The Department for Education today (Friday) release a report revealing that teachers work a self-reported 54.4 average hours per week, compared to an international average of just 45.9 (TALIS, 2013). Senior leaders surveyed in England worked an average 60 hours per week.

Russell Hobby, general secretary of school leaders union NAHT, said: “93 per cent of the teachers surveyed by the DfE said that workload was a serious issue for them. This shows just how difficult things have become and how much damage is being done. Demoralised and overworked teachers will not be able to teach the high quality lessons we need to raise standards. 

“School leaders welcomed the workload review groups the government set up last year and have promoted their recommendations. However, the government must accept responsibility for its own direct role in teacher workload. Leaflets and posters are insufficient when individual schools can do nothing about the timing or the content of government reforms, or the crippling weight of accountability. Too often teachers are collateral damage in rushed and chaotic reforms.”

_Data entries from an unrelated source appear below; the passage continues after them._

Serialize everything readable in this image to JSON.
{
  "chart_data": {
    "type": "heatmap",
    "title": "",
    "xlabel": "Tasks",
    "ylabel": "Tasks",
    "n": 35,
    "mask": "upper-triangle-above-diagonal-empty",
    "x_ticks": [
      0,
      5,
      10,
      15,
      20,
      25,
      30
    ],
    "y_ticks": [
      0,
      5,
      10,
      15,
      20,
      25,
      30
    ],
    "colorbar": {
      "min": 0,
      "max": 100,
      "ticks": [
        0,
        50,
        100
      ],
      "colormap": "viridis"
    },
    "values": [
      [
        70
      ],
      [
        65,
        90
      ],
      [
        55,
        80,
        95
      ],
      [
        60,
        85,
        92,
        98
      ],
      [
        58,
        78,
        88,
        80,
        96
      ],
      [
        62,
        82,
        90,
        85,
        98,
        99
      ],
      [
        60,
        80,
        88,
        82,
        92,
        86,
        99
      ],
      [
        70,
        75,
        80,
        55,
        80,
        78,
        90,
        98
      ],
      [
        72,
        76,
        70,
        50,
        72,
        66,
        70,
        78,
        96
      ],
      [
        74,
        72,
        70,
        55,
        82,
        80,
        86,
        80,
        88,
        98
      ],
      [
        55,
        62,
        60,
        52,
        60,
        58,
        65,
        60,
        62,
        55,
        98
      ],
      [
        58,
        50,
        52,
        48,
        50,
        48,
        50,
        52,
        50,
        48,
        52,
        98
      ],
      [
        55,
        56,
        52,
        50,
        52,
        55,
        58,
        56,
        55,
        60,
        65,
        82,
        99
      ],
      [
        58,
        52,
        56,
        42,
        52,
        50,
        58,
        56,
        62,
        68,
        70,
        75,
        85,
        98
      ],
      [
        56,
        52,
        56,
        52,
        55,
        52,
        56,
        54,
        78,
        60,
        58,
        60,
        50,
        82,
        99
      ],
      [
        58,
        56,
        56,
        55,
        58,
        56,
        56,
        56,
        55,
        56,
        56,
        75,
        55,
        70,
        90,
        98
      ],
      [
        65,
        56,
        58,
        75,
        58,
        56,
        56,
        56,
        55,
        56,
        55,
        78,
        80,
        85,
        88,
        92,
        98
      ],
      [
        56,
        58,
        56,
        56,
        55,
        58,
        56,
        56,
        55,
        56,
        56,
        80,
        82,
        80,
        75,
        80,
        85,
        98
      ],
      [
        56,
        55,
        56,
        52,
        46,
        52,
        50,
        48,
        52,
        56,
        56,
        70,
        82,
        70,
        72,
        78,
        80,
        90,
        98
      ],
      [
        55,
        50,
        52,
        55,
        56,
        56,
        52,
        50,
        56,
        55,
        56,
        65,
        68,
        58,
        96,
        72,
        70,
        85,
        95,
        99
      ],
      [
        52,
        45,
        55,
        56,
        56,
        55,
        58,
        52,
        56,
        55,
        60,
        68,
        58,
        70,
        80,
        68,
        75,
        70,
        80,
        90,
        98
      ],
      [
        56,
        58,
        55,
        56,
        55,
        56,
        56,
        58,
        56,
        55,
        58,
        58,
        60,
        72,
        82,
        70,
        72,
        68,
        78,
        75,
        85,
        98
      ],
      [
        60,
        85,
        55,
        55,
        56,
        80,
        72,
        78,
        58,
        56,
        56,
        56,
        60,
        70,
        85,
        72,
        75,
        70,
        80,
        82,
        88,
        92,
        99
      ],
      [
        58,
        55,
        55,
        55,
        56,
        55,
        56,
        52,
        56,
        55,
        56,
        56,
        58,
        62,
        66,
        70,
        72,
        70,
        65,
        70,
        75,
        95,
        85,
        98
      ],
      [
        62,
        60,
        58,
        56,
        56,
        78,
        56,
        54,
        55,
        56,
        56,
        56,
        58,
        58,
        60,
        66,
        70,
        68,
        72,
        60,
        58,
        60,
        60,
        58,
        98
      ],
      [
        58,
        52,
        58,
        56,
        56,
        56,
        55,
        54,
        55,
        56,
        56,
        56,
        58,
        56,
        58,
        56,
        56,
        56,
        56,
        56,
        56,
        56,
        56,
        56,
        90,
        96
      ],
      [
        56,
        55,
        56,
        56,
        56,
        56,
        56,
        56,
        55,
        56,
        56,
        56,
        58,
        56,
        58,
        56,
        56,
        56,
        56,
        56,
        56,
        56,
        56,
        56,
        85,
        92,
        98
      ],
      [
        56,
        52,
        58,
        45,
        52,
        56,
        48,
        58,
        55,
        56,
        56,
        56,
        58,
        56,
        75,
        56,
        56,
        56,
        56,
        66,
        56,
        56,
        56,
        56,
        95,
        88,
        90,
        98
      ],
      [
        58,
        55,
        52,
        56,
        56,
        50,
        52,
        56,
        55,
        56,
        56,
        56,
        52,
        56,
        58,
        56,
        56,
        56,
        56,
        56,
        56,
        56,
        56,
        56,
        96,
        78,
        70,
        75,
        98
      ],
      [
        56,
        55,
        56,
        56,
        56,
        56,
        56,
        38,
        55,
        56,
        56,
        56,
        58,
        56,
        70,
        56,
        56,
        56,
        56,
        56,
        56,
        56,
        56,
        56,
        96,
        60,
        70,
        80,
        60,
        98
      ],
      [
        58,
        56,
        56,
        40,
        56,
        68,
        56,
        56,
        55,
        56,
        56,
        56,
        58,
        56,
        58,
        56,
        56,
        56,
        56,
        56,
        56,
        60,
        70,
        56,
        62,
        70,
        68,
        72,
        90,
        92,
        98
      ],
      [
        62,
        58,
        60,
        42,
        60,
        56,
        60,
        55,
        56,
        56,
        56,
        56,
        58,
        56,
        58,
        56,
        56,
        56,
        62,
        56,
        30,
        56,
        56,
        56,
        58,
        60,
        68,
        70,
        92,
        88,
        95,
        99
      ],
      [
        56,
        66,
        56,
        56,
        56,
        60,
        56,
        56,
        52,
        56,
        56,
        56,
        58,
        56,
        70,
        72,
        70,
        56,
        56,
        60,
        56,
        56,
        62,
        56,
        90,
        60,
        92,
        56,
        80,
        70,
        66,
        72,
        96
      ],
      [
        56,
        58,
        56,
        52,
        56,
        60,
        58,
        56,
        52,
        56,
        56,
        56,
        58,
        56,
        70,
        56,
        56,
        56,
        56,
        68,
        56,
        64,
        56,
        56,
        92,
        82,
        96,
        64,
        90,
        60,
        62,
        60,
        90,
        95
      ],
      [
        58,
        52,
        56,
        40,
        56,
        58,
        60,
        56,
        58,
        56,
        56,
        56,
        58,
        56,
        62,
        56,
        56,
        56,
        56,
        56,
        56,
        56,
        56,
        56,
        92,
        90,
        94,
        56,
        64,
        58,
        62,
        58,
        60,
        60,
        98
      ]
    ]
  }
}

James Bowen, director of middle leaders union NAHT Edge, said: “We need to encourage teachers to feel confident in stepping up to leadership in the future. School leadership is a hugely rewarding job that allows teachers the chance to make real change in their communities, raise standards and improve children’s life chances. But, as things stand, just a third of the middle leaders we surveyed last year had any aspiration to become head teachers. That will not give us the number of heads we need. Workload, risk and the culture of blame that surrounds school leadership make for a toxic fog that must be dispelled.”